Normally Christmas Day would be a busy one in the movie theaters, with families flocking to one of the year’s biggest releases.
But Pixar’s new animated feature Soul is another 2020 big-tent film to bypass a theatrical release. The reviews have been strong for a story that follows a middle school band teacher, voiced by Jamie Foxx, who gets the chance of a lifetime to play at New York’s best jazz club. But one small misstep sends him to the “Great Before” — a fantastical place where new souls get their personalities before they go to Earth.
In the family film, out Friday on Disney Plus, Foxx’s band teacher Joe Gardner ends up in the place where young souls figure out what they’re passionate about before they’re assigned to a body.
While he’s there, Joe meets a wayward soul named “22,” voiced by Tina Fey, who has no interest in finding her passion or in beginning a life on Earth. Together, they go on a journey that changes their perspectives.
The story line, the first Pixar film to feature a Black lead, seems perfect for 2020.
“Jazz is improvisational music,” said Kemp Powers, the film’s co-director. “One of the things that makes it the perfect metaphor for this film is the idea that you have to take whatever is thrown at you and turn it into something beautiful. That’s like the perfect metaphor for life.”

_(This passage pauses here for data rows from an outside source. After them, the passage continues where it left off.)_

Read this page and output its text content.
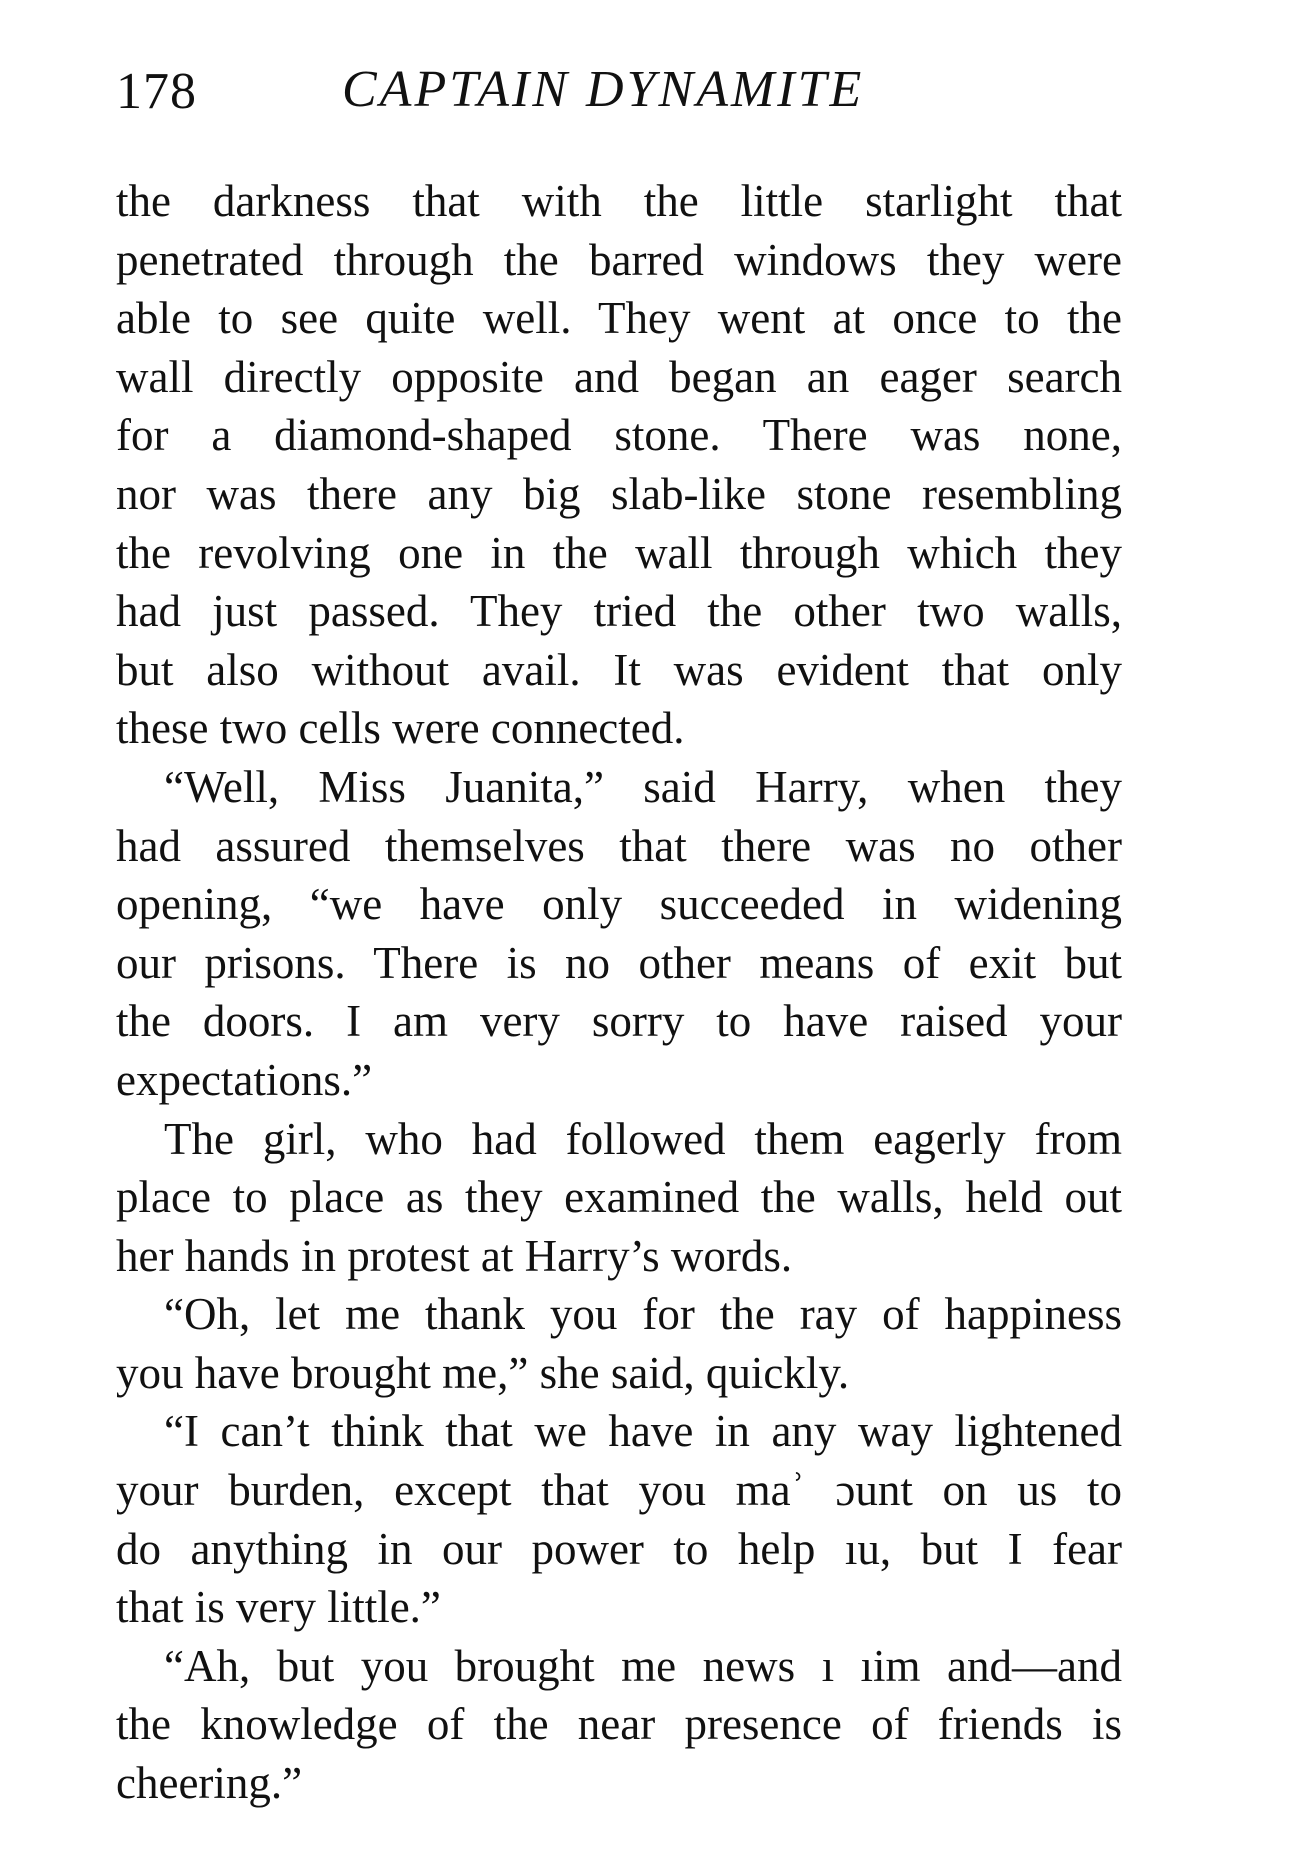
178	CAPTAIN DYNAMITE
the darkness that with the little starlight that
penetrated through the barred windows they were
able to see quite well. They went at once to the
wall directly opposite and began an eager search
for a diamond-shaped stone. There was none,
nor was there any big slab-like stone resembling
the revolving one in the wall through which they
had just passed. They tried the other two walls,
but also without avail. It was evident that only
these two cells were connected.
“Well, Miss Juanita,” said Harry, when they
had assured themselves that there was no other
opening, “we have only succeeded in widening
our prisons. There is no other means of exit but
the doors. I am very sorry to have raised your
expectations.”
The girl, who had followed them eagerly from
place to place as they examined the walls, held out
her hands in protest at Harry’s words.
“Oh, let me thank you for the ray of happiness
you have brought me,” she said, quickly.
“I can’t think that we have in any way lightened
your burden, except that you maʾ ɔunt on us to
do anything in our power to help ıu, but I fear
that is very little.”
“Ah, but you brought me news ı ıim and—and
the knowledge of the near presence of friends is
cheering.”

The success during the pandemic of Disney Plus and other streaming services has shown how the plus sign won the streaming wars, analysts say.

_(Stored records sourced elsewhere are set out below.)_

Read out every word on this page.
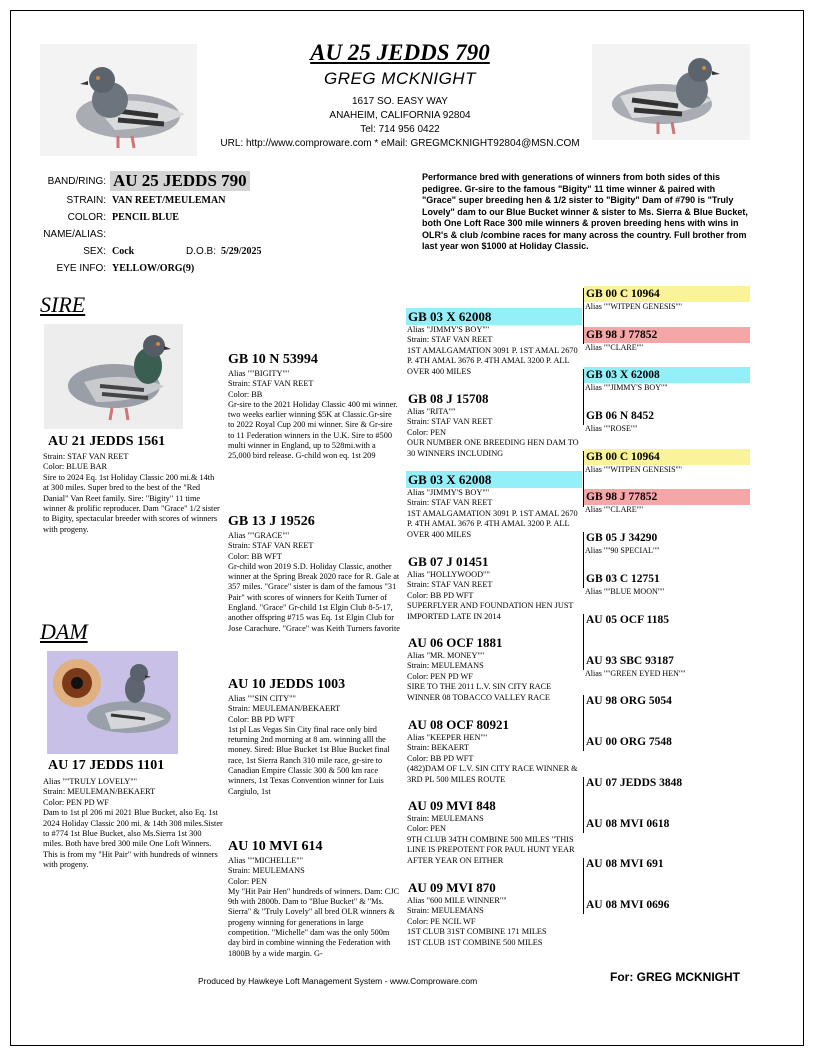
AU 25 JEDDS 790
GREG MCKNIGHT
1617 SO. EASY WAY
ANAHEIM, CALIFORNIA 92804
Tel: 714 956 0422
URL: http://www.comproware.com * eMail: GREGMCKNIGHT92804@MSN.COM
BAND/RING: AU 25 JEDDS 790
STRAIN: VAN REET/MEULEMAN
COLOR: PENCIL BLUE
NAME/ALIAS:
SEX: Cock	D.O.B: 5/29/2025
EYE INFO: YELLOW/ORG(9)
Performance bred with generations of winners from both sides of this pedigree. Gr-sire to the famous "Bigity" 11 time winner & paired with "Grace" super breeding hen & 1/2 sister to "Bigity" Dam of #790 is "Truly Lovely" dam to our Blue Bucket winner & sister to Ms. Sierra & Blue Bucket, both One Loft Race 300 mile winners & proven breeding hens with wins in OLR's & club /combine races for many across the country. Full brother from last year won $1000 at Holiday Classic.
SIRE
AU 21 JEDDS 1561
Strain: STAF VAN REET
Color: BLUE BAR
Sire to 2024 Eq. 1st Holiday Classic 200 mi.& 14th at 300 miles. Super bred to the best of the "Red Danial" Van Reet family. Sire: "Bigity" 11 time winner & prolific reproducer. Dam "Grace" 1/2 sister to Bigity, spectacular breeder with scores of winners with progeny.
DAM
AU 17 JEDDS 1101
Alias ""TRULY LOVELY""
Strain: MEULEMAN/BEKAERT
Color: PEN PD WF
Dam to 1st pl 206 mi 2021 Blue Bucket, also Eq. 1st 2024 Holiday Classic 200 mi. & 14th 308 miles.Sister to #774 1st Blue Bucket, also Ms.Sierra 1st 300 miles. Both have bred 300 mile One Loft Winners. This is from my "Hit Pair" with hundreds of winners with progeny.
GB 10 N 53994
Alias ""BIGITY""
Strain: STAF VAN REET
Color: BB
Gr-sire to the 2021 Holiday Classic 400 mi winner. two weeks earlier winning $5K at Classic.Gr-sire to 2022 Royal Cup 200 mi winner. Sire & Gr-sire to 11 Federation winners in the U.K. Sire to #500 multi winner in England, up to 528mi.with a 25,000 bird release. G-child won eq. 1st 209
GB 13 J 19526
Alias ""GRACE""
Strain: STAF VAN REET
Color: BB WFT
Gr-child won 2019 S.D. Holiday Classic, another winner at the Spring Break 2020 race for R. Gale at 357 miles. "Grace" sister is dam of the famous "31 Pair" with scores of winners for Keith Turner of England. "Grace" Gr-child 1st Elgin Club 8-5-17, another offspring #715 was Eq. 1st Elgin Club for Jose Carachure. "Grace" was Keith Turners favorite
AU 10 JEDDS 1003
Alias ""SIN CITY""
Strain: MEULEMAN/BEKAERT
Color: BB PD WFT
1st pl Las Vegas Sin City final race only bird returning 2nd morning at 8 am. winning alll the money. Sired: Blue Bucket 1st Blue Bucket final race, 1st Sierra Ranch 310 mile race, gr-sire to Canadian Empire Classic 300 & 500 km race winners, 1st Texas Convention winner for Luis Cargiulo, 1st
AU 10 MVI 614
Alias ""MICHELLE""
Strain: MEULEMANS
Color: PEN
My "Hit Pair Hen" hundreds of winners. Dam: CJC 9th with 2800b. Dam to "Blue Bucket" & "Ms. Sierra" & "Truly Lovely" all bred OLR winners & progeny winning for generations in large competition. "Michelle" dam was the only 500m day bird in combine winning the Federation with 1800B by a wide margin. G-
GB 03 X 62008
Alias "JIMMY'S BOY""
Strain: STAF VAN REET
1ST AMALGAMATION 3091 P. 1ST AMAL 2670 P. 4TH AMAL 3676 P. 4TH AMAL 3200 P. ALL OVER 400 MILES
GB 08 J 15708
Alias "RITA""
Strain: STAF VAN REET
Color: PEN
OUR NUMBER ONE BREEDING HEN DAM TO 30 WINNERS INCLUDING
GB 03 X 62008
Alias "JIMMY'S BOY""
Strain: STAF VAN REET
1ST AMALGAMATION 3091 P. 1ST AMAL 2670 P. 4TH AMAL 3676 P. 4TH AMAL 3200 P. ALL OVER 400 MILES
GB 07 J 01451
Alias "HOLLYWOOD""
Strain: STAF VAN REET
Color: BB PD WFT
SUPERFLYER AND FOUNDATION HEN JUST IMPORTED LATE IN 2014
AU 06 OCF 1881
Alias "MR. MONEY""
Strain: MEULEMANS
Color: PEN PD WF
SIRE TO THE 2011 L.V. SIN CITY RACE WINNER 08 TOBACCO VALLEY RACE
AU 08 OCF 80921
Alias "KEEPER HEN""
Strain: BEKAERT
Color: BB PD WFT
(482)DAM OF L.V. SIN CITY RACE WINNER & 3RD PL 500 MILES ROUTE
AU 09 MVI 848
Strain: MEULEMANS
Color: PEN
9TH CLUB 34TH COMBINE 500 MILES "THIS LINE IS PREPOTENT FOR PAUL HUNT YEAR AFTER YEAR ON EITHER
AU 09 MVI 870
Alias "600 MILE WINNER""
Strain: MEULEMANS
Color: PE NCIL WF
1ST CLUB 31ST COMBINE 171 MILES
1ST CLUB 1ST COMBINE 500 MILES
GB 00 C 10964
Alias ""WITPEN GENESIS""
GB 98 J 77852
Alias ""CLARE""
GB 03 X 62008
Alias ""JIMMY'S BOY""
GB 06 N 8452
Alias ""ROSE""
GB 00 C 10964
Alias ""WITPEN GENESIS""
GB 98 J 77852
Alias ""CLARE""
GB 05 J 34290
Alias ""90 SPECIAL""
GB 03 C 12751
Alias ""BLUE MOON""
AU 05 OCF 1185
AU 93 SBC 93187
Alias ""GREEN EYED HEN""
AU 98 ORG 5054
AU 00 ORG 7548
AU 07 JEDDS 3848
AU 08 MVI 0618
AU 08 MVI 691
AU 08 MVI 0696
Produced by Hawkeye Loft Management System - www.Comproware.com	For: GREG MCKNIGHT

In another sign of confidence, Disney said it would raise its price for Disney Plus in the United States by $1, to $7.99 a month, starting in March.

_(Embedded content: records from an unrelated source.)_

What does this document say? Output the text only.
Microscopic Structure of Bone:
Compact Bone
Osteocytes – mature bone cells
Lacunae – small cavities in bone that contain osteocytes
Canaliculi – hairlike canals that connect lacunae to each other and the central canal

The rapid growth of Disney Plus — already at 86 million subscribers just one year after its launch — paved the way for Discovery to also adapt a plus sign as well.
“Our research confirmed that the plus sign has become synonymous with streaming video on demand services,” said David Leavy, chief operating officer for Discovery.
Adding the plus sign to an established name is a way to tell consumers that the service carries content that goes beyond what the consumer already associates with the brand. For Disney, that includes projects from Pixar and Marvel, the Star Wars universe, National Geographic programming and the library of 21st Century Fox programs it owns, such as The Simpsons.
Information from the Associated Press, the Los Angeles Times and the New York Daily News was used in this report.